Your duty of confidentiality relates not only to sensitive health information but to all information you hold about your patients. This includes demographic data and the dates and times of any appointments your patients may have made, or consultations they may have attended. The fact that an individual may be a patient of yours or registered with your practice is also confidential.
Consent to disclosure
Before disclosing any information about a patient to a third party, you should seek the patient’s consent to the disclosure. Consent may be implied or express – for instance, most patients understand that information about their health needs to be shared within the healthcare team providing care. Implied consent is adequate in this circumstance and express consent does not need to be sought.
Implied consent is also acceptable for the purposes of clinical audit within the healthcare team, as long as patients have been made aware of the possibility by notices in the waiting room, for example, and the patient has not objected to having their information used in this way. If the patient does object, their objection should be respected and their data should not be used for audit purposes.
Express consent is needed if patient-identifiable data is to be disclosed for any other purpose, except if the disclosure is required by law or is necessary in the public interest.
Valid consent
In order for consent to disclosure to be valid, the patient needs to be competent to give consent, and provided with full information about the extent of the disclosure. Adult patients are assumed to be competent, unless you have specific reason to doubt this. When taking consent for disclosure of information about a patient, you should ensure the patient is aware of what exact data will be disclosed, and to whom.
Disclosures without consent
Under special circumstances, the Medical Council advises that doctors may be allowed to disclose confidential patient information without the patient’s consent, but usually only if:
- they are ordered to do so by a judge, or by a tribunal established by an Act of the Oireachtas
- it is necessary to protect the interests of the patient
- doing so will protect the welfare of society, or another individual.
In some circumstances, you are obliged to disclose information to comply with a statutory requirement. An example is the requirement to notify certain communicable diseases. In such cases, you should disclose the information – even if you do not have the patient’s consent. You should also inform the patient of the disclosure and reason for it.
Disclosures in the public interest
In some cases, it is not possible to obtain the patient’s consent, such as when the patient is not contactable. Alternatively, the patient may have expressly refused their consent. If you believe that disclosure is necessary in the public interest, and that the benefits from disclosure outweigh the risks from doing so, it may be justified to disclose the information, even without the patient’s consent.

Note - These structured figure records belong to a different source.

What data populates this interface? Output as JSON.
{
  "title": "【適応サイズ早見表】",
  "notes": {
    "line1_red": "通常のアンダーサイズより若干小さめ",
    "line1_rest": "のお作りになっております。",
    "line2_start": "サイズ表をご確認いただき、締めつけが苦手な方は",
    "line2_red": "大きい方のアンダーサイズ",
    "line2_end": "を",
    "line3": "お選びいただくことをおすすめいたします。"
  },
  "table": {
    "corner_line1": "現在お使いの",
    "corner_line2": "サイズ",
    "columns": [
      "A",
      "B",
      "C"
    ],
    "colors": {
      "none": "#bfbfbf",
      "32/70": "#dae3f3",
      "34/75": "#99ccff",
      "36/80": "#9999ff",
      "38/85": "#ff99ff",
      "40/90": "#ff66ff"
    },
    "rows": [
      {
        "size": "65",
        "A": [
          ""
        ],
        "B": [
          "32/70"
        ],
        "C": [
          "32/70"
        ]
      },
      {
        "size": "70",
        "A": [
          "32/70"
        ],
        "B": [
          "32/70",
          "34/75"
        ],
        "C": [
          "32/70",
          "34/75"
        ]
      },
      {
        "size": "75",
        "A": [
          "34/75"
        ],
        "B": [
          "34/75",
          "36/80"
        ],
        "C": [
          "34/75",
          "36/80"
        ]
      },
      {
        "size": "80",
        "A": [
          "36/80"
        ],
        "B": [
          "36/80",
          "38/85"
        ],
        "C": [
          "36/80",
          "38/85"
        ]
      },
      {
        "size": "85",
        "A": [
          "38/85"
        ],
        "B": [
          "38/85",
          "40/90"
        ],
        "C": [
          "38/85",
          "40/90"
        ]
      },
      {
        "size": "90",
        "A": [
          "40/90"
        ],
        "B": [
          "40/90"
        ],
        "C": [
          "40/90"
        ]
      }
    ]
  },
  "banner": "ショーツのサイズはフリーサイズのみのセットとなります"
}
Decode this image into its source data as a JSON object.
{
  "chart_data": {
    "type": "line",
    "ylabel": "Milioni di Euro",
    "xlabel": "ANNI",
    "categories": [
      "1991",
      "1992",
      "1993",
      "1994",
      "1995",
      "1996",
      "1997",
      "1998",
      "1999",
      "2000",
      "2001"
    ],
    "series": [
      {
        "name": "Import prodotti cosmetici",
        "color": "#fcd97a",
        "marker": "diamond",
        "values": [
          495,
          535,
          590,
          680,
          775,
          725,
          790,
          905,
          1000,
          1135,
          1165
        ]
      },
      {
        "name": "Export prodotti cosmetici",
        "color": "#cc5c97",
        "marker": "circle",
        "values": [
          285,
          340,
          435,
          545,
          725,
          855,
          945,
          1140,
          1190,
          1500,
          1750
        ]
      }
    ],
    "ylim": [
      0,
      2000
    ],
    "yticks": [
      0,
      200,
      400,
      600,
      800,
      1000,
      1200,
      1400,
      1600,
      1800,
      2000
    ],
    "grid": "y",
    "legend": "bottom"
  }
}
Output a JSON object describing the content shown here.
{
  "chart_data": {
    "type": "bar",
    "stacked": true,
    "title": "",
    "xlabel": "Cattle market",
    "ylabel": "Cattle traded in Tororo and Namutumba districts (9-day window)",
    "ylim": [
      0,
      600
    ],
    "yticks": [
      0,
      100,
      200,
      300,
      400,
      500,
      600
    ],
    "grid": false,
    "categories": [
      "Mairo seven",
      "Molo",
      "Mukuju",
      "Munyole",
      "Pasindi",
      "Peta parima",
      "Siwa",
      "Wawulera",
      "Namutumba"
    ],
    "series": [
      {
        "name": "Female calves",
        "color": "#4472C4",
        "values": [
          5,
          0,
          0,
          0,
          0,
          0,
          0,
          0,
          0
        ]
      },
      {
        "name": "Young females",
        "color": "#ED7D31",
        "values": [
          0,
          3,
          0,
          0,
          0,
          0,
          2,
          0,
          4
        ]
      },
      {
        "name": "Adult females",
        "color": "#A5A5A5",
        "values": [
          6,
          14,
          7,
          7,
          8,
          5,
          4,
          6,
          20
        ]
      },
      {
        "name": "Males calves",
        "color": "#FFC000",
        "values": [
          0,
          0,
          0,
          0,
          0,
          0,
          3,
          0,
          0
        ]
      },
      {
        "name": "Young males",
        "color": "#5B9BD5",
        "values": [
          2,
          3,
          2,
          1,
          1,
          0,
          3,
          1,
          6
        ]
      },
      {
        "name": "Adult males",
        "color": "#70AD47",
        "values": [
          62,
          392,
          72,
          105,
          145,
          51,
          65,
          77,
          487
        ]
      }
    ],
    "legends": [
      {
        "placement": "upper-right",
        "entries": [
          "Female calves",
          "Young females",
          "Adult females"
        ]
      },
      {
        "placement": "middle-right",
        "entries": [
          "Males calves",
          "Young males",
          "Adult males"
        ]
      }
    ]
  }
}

Such circumstances usually arise where there is a risk of death or serious harm to the patient or others, which may be reduced by disclosure of appropriate information. If possible, you should seek the patient’s consent and/or inform them of the disclosure before doing so.
Children and young people under 18 years
If a young person is able to understand the implications of the disclosure, they are able to give their consent, regardless of age. In practical terms, consideration should be given to whether any child aged 12 and over may be competent to give consent. If a child is not competent to give consent, someone with parental responsibility may consent to disclosure on behalf of the child.
Patients lacking capacity
Adults are assumed to have capacity unless they have an impairment affecting their mind (eg, dementia), which means they are unable to make a specific decision at a particular time. There is also a requirement to ensure all practical steps have been taken to help the individual make a decision. If a patient lacks capacity, you should act in their best interests when deciding whether to disclose the information. If the patient has made a lasting power of attorney which covers personal welfare, the attorney can take the decision about disclosure on behalf of the patient and should be consulted.
After a patient has died
Your duty of confidentiality to your patient remains after death. In some situations, such as a complaint arising after a patient’s death, you should discuss relevant information with the family, especially if the patient was a child. If you reasonably believe that the patient wishes that specific information should remain confidential after their death, or if the patient has asked, you should respect that wish. Requests for medical information concerning a deceased person are often made by family members. Care must be taken never to disclose anything the deceased would have wished to keep private. You should avoid making disclosures which would compromise the confidentiality of a third party.
The “personal representative” of the patient (usually an executor of the will or next of kin) can apply for access to the relevant part of a patient’s medical records, as can someone who has a claim arising out of the patient’s death.